Post by Sharat on August 23, 2010 · Under banking, Business News, Company News, credit cards, home loans, interest rates, mortgages · Comment 
ANZ Chief Issues Stark Warning On Interest Rates

Mike Smith, chief executive of Australian banking major ANZ has issued a stark warning, suggesting that world’s bank will be forced to alter their business model in response to the “permanently” higher cost of banking.

Mr. Smith issued the warning whilst unveiling the latest set of ANZ results last week. ANZ’s third quarter underlying profits leapt 37 per cent.

Despite the great performance, Mr. Smith added a note of caution, saying that the costs of wholesale funding were now a permanent feature of banking a result of the global financial crisis.

“We have to face up to the fact that banks now have permanently higher costs of doing business, these include continuing pressures on wholesale funding costs and at the same time rates for deposits have never been higher compared to short-term wholesale rates. We also have to carry significant costs associated with the new international capital and liquidity requirements. The result is we simply to have think differently about our business. We need to change, we need to streamline our structures and do things in new and different ways.” he said.

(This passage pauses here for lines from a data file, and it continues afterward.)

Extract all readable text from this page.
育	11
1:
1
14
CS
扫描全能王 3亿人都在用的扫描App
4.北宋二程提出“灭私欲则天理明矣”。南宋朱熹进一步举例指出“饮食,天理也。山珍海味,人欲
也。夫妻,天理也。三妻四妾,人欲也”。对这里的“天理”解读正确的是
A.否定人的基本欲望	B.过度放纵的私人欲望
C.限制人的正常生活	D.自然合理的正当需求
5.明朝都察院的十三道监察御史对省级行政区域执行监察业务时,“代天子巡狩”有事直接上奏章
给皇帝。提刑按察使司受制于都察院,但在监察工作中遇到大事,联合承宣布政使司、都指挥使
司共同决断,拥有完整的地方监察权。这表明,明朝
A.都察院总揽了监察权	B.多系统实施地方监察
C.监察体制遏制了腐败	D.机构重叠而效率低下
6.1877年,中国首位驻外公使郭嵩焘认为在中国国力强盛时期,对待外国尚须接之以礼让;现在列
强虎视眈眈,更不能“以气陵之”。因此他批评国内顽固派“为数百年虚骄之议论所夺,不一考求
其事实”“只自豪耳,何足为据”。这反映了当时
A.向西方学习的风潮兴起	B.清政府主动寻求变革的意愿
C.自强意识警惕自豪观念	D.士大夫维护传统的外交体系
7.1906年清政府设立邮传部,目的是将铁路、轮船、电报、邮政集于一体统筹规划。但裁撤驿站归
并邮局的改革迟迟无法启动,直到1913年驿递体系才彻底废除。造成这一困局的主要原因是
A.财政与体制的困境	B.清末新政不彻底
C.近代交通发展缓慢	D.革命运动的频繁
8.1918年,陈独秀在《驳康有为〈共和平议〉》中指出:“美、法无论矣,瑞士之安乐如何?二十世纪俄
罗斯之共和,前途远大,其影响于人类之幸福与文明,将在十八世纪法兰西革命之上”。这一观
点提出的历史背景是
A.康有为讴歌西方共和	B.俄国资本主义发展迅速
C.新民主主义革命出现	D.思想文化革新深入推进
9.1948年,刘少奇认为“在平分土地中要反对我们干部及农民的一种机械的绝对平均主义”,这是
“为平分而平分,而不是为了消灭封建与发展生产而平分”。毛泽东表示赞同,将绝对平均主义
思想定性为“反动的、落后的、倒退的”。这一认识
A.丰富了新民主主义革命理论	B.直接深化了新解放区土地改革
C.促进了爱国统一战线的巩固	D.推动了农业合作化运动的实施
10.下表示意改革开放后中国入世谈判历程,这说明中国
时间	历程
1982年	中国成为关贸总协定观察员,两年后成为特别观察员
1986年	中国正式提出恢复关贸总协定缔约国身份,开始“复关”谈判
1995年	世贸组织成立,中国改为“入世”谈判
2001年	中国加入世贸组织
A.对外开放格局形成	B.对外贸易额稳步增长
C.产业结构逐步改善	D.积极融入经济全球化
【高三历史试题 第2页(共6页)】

Mr. Smith’s comments immediately started speculation that Australian lenders would raise their interest rates once the results of the election became clear.
ANZ’s warning followed similar comments from NAB and CBA, both of whom say that debt that have issued which is about to mature will have to be rolled over with more expensive current funding.

Analysts believe that lenders would increasingly try to shift the burden of higher funding costs on to their customers, by increasing mortgage and consumer lending rates, as well as increasing interest rates on business loans.